En carta dirigida a un amigo, Carlos Marx se refería a los revolucionarios que tomaron control de Paris en 1871 como “Estos parisienses que toman el cielo por asalto”. La expresión aludía en parte a lo súbito de la caída de Paris en su poder, comprensible cuando se recuerda que el ejército francés se encontraba engarzado en combates con su contraparte prusiana. Pero cuando las tropas prusianas detuvieron su avance para dar tiempo a sus colegas franceses de poner la casa en orden, el control revolucionario sobre la ciudad probaría ser tan súbito como efímero.

El paralelo con Siria radica en que la ofensiva sobre Damasco y Alepo no estuvo precedida por un cambio sustancial de la relación de fuerzas militares en favor de la insurgencia. Tampoco por un firme control insurgente de una porción significativa del territorio sirio. Por eso parecía difícil creer que se trataba del asalto final que presagiaba una inminente caída del régimen.

Lo cual no significa que esa ofensiva no sirviera a otros propósitos. Tanto Damasco como Alepo se encuentran a pocas decenas de kilómetros de fronteras internacionales (con Líbano y Turquía, respectivamente). Al ser atacado de manera sorpresiva y con relativo éxito en la retaguardia (V., en cuestión de días los insurgentes merodeaban el centro de ambas ciudades), era previsible que el régimen desplazara tropas de las zonas de frontera hacia Damasco y Alepo para recuperar el control. Desguarnecidas las fronteras con Líbano y Turquía, la insurgencia puede introducir a través de ellas pertrechos y combatientes virtualmente a discreción (al menos temporalmente). Por lo demás, las tropas fueron replegadas hacia Damasco y Alepo por tierra, a través de rutas conocidas en tierra de nadie, donde podían ser emboscadas.

Desde la perspectiva de la insurgencia, la ruta más corta hacia la victoria sería un colapso del régimen por decapitación, al verse diezmada o amedrentada su cúpula dirigente. Eso podría lograrse propiciando deserciones significativas, de preferencia entre los altos mandos y con las unidades militares bajo su control.

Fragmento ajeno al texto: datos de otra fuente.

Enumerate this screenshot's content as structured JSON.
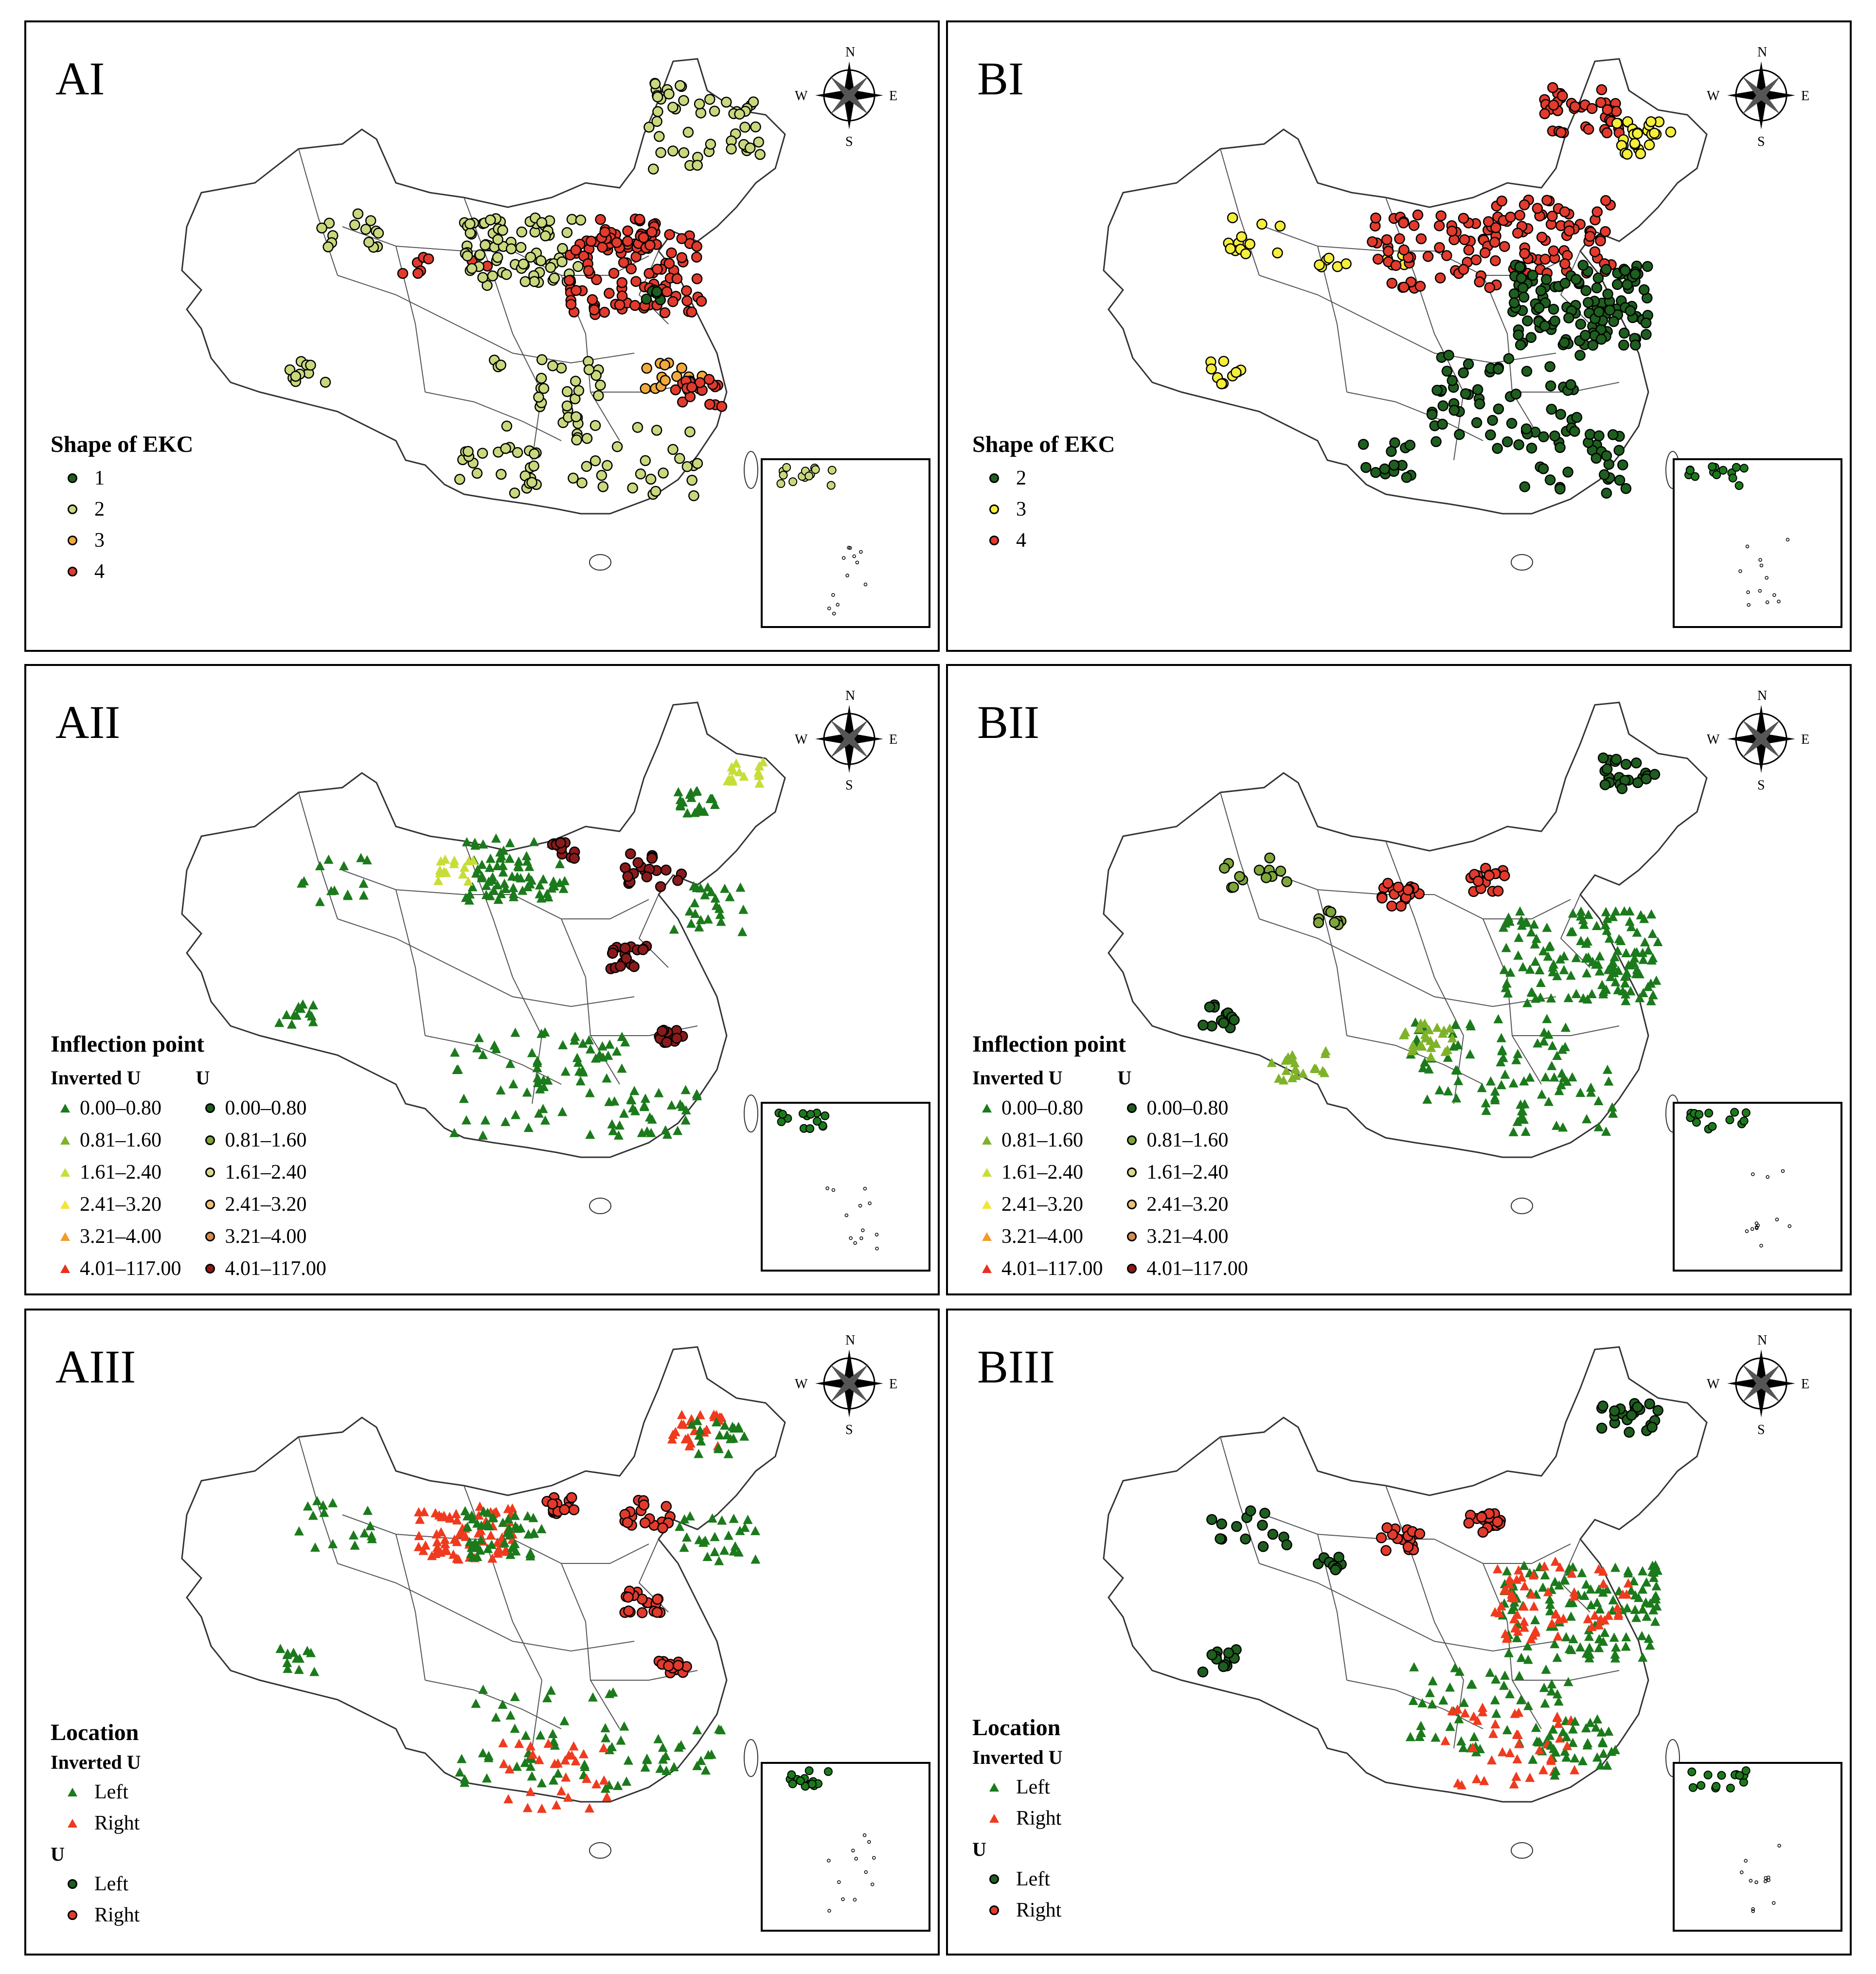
{
  "panels": {
    "AI": {
      "label": "AI",
      "legend_title": "Shape of EKC",
      "items": [
        {
          "value": "1",
          "color": "#1e5e1e"
        },
        {
          "value": "2",
          "color": "#c9d87d"
        },
        {
          "value": "3",
          "color": "#f2a93b"
        },
        {
          "value": "4",
          "color": "#e23a2c"
        }
      ]
    },
    "BI": {
      "label": "BI",
      "legend_title": "Shape of EKC",
      "items": [
        {
          "value": "2",
          "color": "#1e5e1e"
        },
        {
          "value": "3",
          "color": "#f5ee3b"
        },
        {
          "value": "4",
          "color": "#e23a2c"
        }
      ]
    },
    "AII": {
      "label": "AII",
      "legend_title": "Inflection point"
    },
    "BII": {
      "label": "BII",
      "legend_title": "Inflection point"
    },
    "AIII": {
      "label": "AIII",
      "legend_title": "Location"
    },
    "BIII": {
      "label": "BIII",
      "legend_title": "Location"
    }
  },
  "inflection_legend": {
    "inverted_u_label": "Inverted U",
    "u_label": "U",
    "ranges": [
      "0.00–0.80",
      "0.81–1.60",
      "1.61–2.40",
      "2.41–3.20",
      "3.21–4.00",
      "4.01–117.00"
    ],
    "tri_colors": [
      "#1b7a1b",
      "#7fb22a",
      "#c8dd37",
      "#f2e43a",
      "#f29a2e",
      "#e8301f"
    ],
    "dot_colors": [
      "#1e5e1e",
      "#7fa63a",
      "#d8d98a",
      "#f0c070",
      "#d98a4a",
      "#8b1a1a"
    ]
  },
  "location_legend": {
    "inverted_u_label": "Inverted U",
    "u_label": "U",
    "left_label": "Left",
    "right_label": "Right",
    "left_color": "#1b7a1b",
    "right_color": "#f03a1e",
    "u_left_color": "#1e5e1e",
    "u_right_color": "#e23a2c"
  },
  "compass": {
    "n": "N",
    "s": "S",
    "e": "E",
    "w": "W"
  }
}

Pero dado que las acciones de la insurgencia se produjeron de manera coordinada a lo largo del territorio sirio (es decir, no concentraron todos sus esfuerzos en Damasco y Alepo), su objetivo principal parece haber sido otro. El régimen sirio tiene aún una cantidad de efectivos y una potencia de fuego que superan largamente los que podría recabar la insurgencia en el futuro previsible. Pero tiene un gran talón de Aquiles: una proporción creciente de sus soldados se debate entre la lealtad y la deserción (de hecho, la insurgencia está compuesta en lo esencial por desertores de las fuerzas armadas). El presidente sirio solo puede confiar en las unidades de élite de las fuerzas armadas, compuestas y dirigidas en su virtual integridad por miembros de su propia minoría religiosa (los alawitas). A su vez, esas unidades son desplegadas tanto para combatir a la insurgencia, como para evitar deserciones masivas entre las tropas. Pero no pueden hacer ambas cosas a la vez a escala nacional: al tener que desplegarse para combatir simultáneamente en su propia retaguardia (Damasco y Alepo), así como en buena parte del resto del territorio, su capacidad para prevenir las deserciones quedaría severamente limitada.

Por su parte, los soldados serían testigos de la creciente capacidad militar de la insurgencia, mientras el régimen no sería capaz de proteger siquiera los símbolos de su propio poderío (V., no pudo prevenir un atentado en la sede central del ministerio de defensa, en el que perecieron el ministro del ramo, el jefe de inteligencia, y un general que era además cuñado del presidente Bashar Al Assad). Es decir, el objetivo principal de la ofensiva insurgente sería cambiar la relación de fuerzas militares acelerando el proceso de deserciones entre las tropas del régimen.

Desde la perspectiva de la insurgencia, la ruta más corta hacia la victoria sería un colapso del régimen por decapitación, al verse diezmada o amedrentada su cúpula dirigente. Eso podría lograrse propiciando deserciones significativas, de preferencia entre los altos mandos y con las unidades militares bajo su control. Desenlace posible cuando los generales creen que la derrota militar se hace más probable a medida que pasa el tiempo, y que su integridad física e intereses serán respetados en la posguerra. Pero a su vez esto último es difícil cuando el alto mando proviene de manera desproporcionada de una minoría religiosa y, por su conducta tanto en el pasado como en el presente, podría de modo razonable esperar lo peor en caso de que el régimen llegue a su fin.